Trump, who has made pointed remarks about what he sees as a “grossly undervalued” euro, is likely to be unhappy about the latest news from Germany as exports topped imports in 2016 by a record €252.9 billion ($270.58 billion). Greece, the country whose financial woes came to symbolize the eurozone’s economic dysfunction, is back in the news. The nation and its creditors are again arguing about the terms for the next bailout payment, which Greece needs by July. The European Commission President Jean-Claude Juncker said the deal was on “shaky ground,” while Greece’s Prime Minister Alexis Tsipras said he was ready to discuss anything “within reason,” but added, “We will not discuss demands which are not backed up by logic and by numbers.” Juncker also said he was concerned that the Brexit negotiations would hurt the European Union (EU) as Great Britain might negotiate separate deals with all 27 EU members. “They could promise country A this, country B that and country C something else,” he said, “and the end game is that there is not a united European front.”
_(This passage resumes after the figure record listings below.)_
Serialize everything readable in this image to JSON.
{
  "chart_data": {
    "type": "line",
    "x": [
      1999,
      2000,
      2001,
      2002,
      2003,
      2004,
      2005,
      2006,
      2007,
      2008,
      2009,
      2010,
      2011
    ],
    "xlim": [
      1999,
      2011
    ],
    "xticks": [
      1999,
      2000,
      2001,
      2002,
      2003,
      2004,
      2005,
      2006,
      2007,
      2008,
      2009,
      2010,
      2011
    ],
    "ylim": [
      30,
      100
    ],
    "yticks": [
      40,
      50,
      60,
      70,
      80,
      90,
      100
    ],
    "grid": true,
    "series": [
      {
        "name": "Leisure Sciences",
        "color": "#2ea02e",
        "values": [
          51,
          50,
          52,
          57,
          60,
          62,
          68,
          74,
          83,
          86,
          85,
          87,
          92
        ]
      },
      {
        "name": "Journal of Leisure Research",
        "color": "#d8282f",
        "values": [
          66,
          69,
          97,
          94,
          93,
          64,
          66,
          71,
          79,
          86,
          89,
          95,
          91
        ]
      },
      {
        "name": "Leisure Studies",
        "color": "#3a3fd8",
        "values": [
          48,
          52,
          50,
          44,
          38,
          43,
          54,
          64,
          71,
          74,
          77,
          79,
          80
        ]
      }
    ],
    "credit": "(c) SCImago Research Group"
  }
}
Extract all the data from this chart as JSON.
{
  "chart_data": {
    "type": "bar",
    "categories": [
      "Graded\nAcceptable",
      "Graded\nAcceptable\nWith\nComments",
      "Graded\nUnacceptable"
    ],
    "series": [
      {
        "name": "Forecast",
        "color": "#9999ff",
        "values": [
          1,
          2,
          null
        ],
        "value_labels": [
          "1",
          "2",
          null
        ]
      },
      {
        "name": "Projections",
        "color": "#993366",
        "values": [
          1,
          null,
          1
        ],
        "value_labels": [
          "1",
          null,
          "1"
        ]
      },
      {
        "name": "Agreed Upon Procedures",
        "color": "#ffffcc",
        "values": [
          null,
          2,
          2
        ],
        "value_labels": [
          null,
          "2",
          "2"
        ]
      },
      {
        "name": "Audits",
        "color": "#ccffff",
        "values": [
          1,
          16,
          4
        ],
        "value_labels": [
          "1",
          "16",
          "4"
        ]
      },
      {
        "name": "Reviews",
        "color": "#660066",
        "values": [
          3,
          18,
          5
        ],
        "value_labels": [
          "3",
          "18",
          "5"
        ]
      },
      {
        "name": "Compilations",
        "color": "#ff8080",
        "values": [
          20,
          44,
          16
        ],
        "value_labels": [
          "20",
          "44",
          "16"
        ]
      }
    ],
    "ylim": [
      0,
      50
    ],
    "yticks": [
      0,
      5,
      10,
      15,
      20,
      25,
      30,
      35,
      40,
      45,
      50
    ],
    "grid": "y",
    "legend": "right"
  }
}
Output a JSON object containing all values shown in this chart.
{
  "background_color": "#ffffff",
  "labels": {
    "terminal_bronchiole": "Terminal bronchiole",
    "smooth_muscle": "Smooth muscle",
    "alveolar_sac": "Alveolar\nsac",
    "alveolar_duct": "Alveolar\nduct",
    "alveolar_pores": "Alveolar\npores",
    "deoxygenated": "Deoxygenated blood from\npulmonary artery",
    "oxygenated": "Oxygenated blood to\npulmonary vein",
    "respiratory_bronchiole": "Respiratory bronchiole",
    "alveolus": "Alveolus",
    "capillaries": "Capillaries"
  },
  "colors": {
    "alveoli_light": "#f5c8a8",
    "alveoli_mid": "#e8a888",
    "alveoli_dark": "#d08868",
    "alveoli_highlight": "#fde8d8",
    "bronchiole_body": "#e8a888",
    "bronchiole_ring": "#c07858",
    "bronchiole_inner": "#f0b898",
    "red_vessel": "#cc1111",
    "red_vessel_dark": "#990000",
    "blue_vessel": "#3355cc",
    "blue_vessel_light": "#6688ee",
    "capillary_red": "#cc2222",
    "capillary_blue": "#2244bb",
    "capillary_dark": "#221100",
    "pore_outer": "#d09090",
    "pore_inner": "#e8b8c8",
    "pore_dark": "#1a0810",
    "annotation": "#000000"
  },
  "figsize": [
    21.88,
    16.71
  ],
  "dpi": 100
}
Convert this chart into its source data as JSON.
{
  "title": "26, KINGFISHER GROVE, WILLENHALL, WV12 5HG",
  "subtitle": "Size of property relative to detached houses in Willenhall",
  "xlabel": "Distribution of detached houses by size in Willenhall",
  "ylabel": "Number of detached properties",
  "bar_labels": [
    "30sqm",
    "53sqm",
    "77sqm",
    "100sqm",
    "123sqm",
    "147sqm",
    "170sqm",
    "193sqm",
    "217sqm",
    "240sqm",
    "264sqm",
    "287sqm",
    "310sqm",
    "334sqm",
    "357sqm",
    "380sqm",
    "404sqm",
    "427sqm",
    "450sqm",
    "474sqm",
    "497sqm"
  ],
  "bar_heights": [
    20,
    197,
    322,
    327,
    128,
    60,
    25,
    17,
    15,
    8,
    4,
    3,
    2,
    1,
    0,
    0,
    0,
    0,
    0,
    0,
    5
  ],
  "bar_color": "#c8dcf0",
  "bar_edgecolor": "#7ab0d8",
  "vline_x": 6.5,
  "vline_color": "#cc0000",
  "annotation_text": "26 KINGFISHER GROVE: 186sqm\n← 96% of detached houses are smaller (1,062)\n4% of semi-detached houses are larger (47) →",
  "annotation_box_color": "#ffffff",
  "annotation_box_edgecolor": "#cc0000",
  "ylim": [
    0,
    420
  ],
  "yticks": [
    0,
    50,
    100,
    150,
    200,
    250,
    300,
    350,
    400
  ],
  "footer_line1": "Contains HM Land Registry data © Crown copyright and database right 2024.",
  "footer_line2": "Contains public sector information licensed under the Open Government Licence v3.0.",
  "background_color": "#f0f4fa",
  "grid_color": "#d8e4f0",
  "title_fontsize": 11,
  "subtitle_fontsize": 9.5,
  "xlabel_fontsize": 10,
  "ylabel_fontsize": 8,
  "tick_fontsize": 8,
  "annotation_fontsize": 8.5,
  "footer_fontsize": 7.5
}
In other news, home prices nationwide, including distressed sales, increased by 7.2% percent in December 2016 from a year earlier, and were up 0.8% from November, according to CoreLogic HPI. The trade deficit for December was -$44.3 compared to a revised -$45.7 billion the month before. The University of Michigan’s Consumer Confidence Index retreated from its decade-high reading of 98.5 in January to 95.7 in February, though there have only been five higher readings in the last 10 years. And first-time jobless claims fell by 12,000 to 234,000 for the week ending Feb. 4; the four-week moving average dipped by 3,750 to 244,250, its lowest level since November 1973.

A look ahead

This week’s long list of releases will include the latest on small business optimism, the Consumer and Producer Price Indexes, retail sales, industrial production and capacity utilization, business inventories, the Conference Board’s Leading Economic Indicators Index and building permits and housing starts.